Laundry/Ecstasy Project Description

Laundry/Ecstasy is a performance in the former laundry room of the Franciscan Monastery of the Holy Land in Washington, DC. For eight hours I ironed family linens that have passed through the hands of five generations of women: a meditation on the relationship of domestic and spiritual labor, and a feminist inquiry into ritual, gender, and power.

In the video a patch of sunlight moves across the wall as tolling church bells mark the passage of time. I steamed and pressed inherited bedsheets and hand-embroidered textiles for the length of an average workday, symbolically airing my dirty laundry and keeping silent to acknowledge the often-unrecorded history of ‘women’s work’.

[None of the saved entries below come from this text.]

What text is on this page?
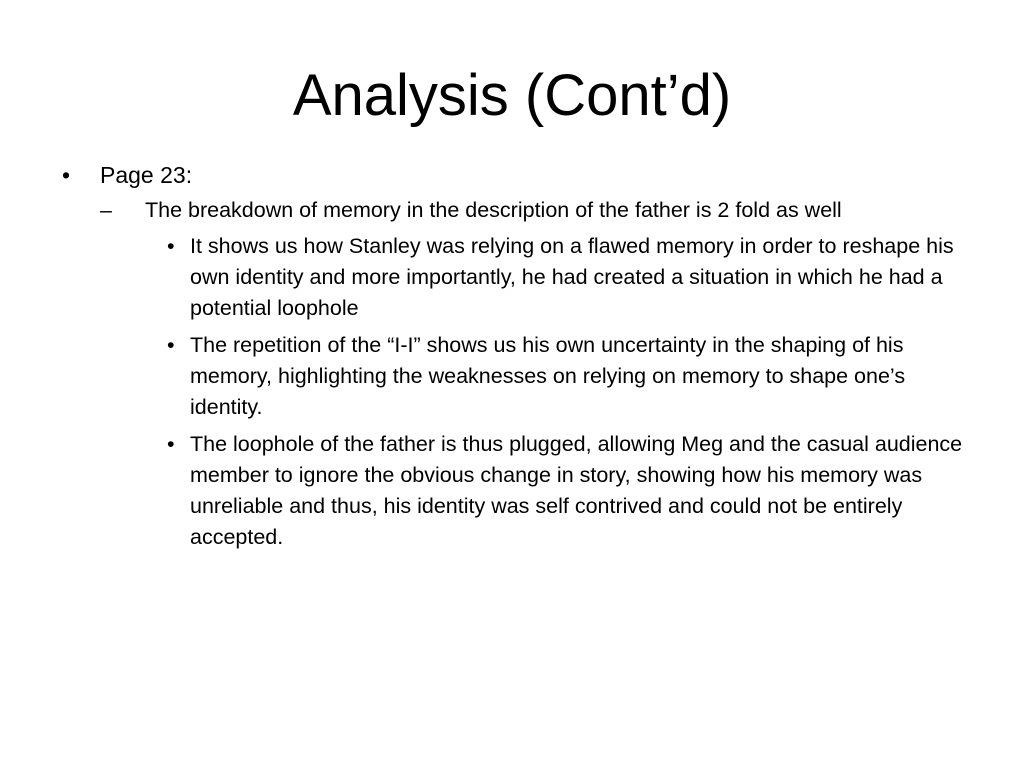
Analysis (Cont’d)
• Page 23:
– The breakdown of memory in the description of the father is 2 fold as well
• It shows us how Stanley was relying on a flawed memory in order to reshape his own identity and more importantly, he had created a situation in which he had a potential loophole
• The repetition of the “I-I” shows us his own uncertainty in the shaping of his memory, highlighting the weaknesses on relying on memory to shape one’s identity.
• The loophole of the father is thus plugged, allowing Meg and the casual audience member to ignore the obvious change in story, showing how his memory was unreliable and thus, his identity was self contrived and could not be entirely accepted.
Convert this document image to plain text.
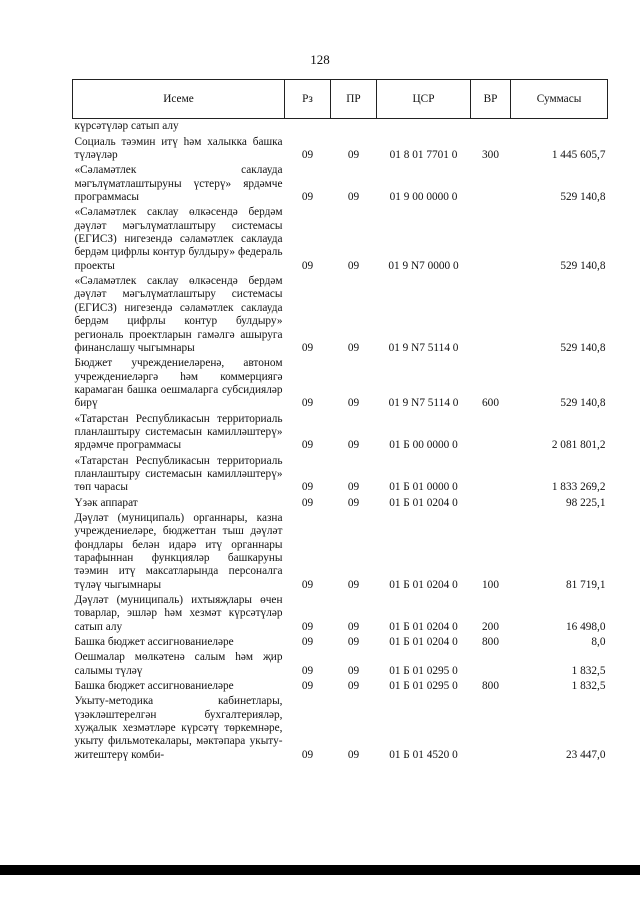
128
Исеме	Рз	ПР	ЦСР	ВР	Суммасы
күрсәтүләр сатып алу					
Социаль тәэмин итү һәм халыкка башка түләүләр	09	09	01 8 01 7701 0	300	1 445 605,7
«Сәламәтлек саклауда мәгълүматлаштыруны үстерү» ярдәмче программасы	09	09	01 9 00 0000 0		529 140,8
«Сәламәтлек саклау өлкәсендә бердәм дәүләт мәгълүматлаштыру системасы (ЕГИСЗ) нигезендә сәламәтлек саклауда бердәм цифрлы контур булдыру» федераль проекты	09	09	01 9 N7 0000 0		529 140,8
«Сәламәтлек саклау өлкәсендә бердәм дәүләт мәгълүматлаштыру системасы (ЕГИСЗ) нигезендә сәламәтлек саклауда бердәм цифрлы контур булдыру» региональ проектларын гамәлгә ашыруга финанслашу чыгымнары	09	09	01 9 N7 5114 0		529 140,8
Бюджет учреждениеләренә, автоном учреждениеләргә һәм коммерциягә карамаган башка оешмаларга субсидияләр бирү	09	09	01 9 N7 5114 0	600	529 140,8
«Татарстан Республикасын территориаль планлаштыру системасын камилләштерү» ярдәмче программасы	09	09	01 Б 00 0000 0		2 081 801,2
«Татарстан Республикасын территориаль планлаштыру системасын камилләштерү» төп чарасы	09	09	01 Б 01 0000 0		1 833 269,2
Үзәк аппарат	09	09	01 Б 01 0204 0		98 225,1
Дәүләт (муниципаль) органнары, казна учреждениеләре, бюджеттан тыш дәүләт фондлары белән идарә итү органнары тарафыннан функцияләр башкаруны тәэмин итү максатларында персоналга түләү чыгымнары	09	09	01 Б 01 0204 0	100	81 719,1
Дәүләт (муниципаль) ихтыяҗлары өчен товарлар, эшләр һәм хезмәт күрсәтүләр сатып алу	09	09	01 Б 01 0204 0	200	16 498,0
Башка бюджет ассигнованиеләре	09	09	01 Б 01 0204 0	800	8,0
Оешмалар мөлкәтенә салым һәм җир салымы түләү	09	09	01 Б 01 0295 0		1 832,5
Башка бюджет ассигнованиеләре	09	09	01 Б 01 0295 0	800	1 832,5
Укыту-методика кабинетлары, үзәкләштерелгән бухгалтерияләр, хуҗалык хезмәтләре күрсәтү төркемнәре, укыту фильмотекалары, мәктәпара укыту-житештерү комби-	09	09	01 Б 01 4520 0		23 447,0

Viewers are invited to see but not enter this cloistered space, to witness physical movements and metaphysical labors that point to the interiority of spiritual experience. A paradox of domestic work is that while one’s body is confined to a physical space, one’s mind is free to roam without boundary.

This all-male Catholic monastery is part of a larger Western European system that for centuries has relied on unpaid labor from female communities. By performing on these grounds, I aim to provoke reflection on unspoken expectations and power: which repetitive behaviors lull us into maintaining the status quo; what gender roles support our domestic and economic structures; who benefits from institutions that undervalue female labor and agency?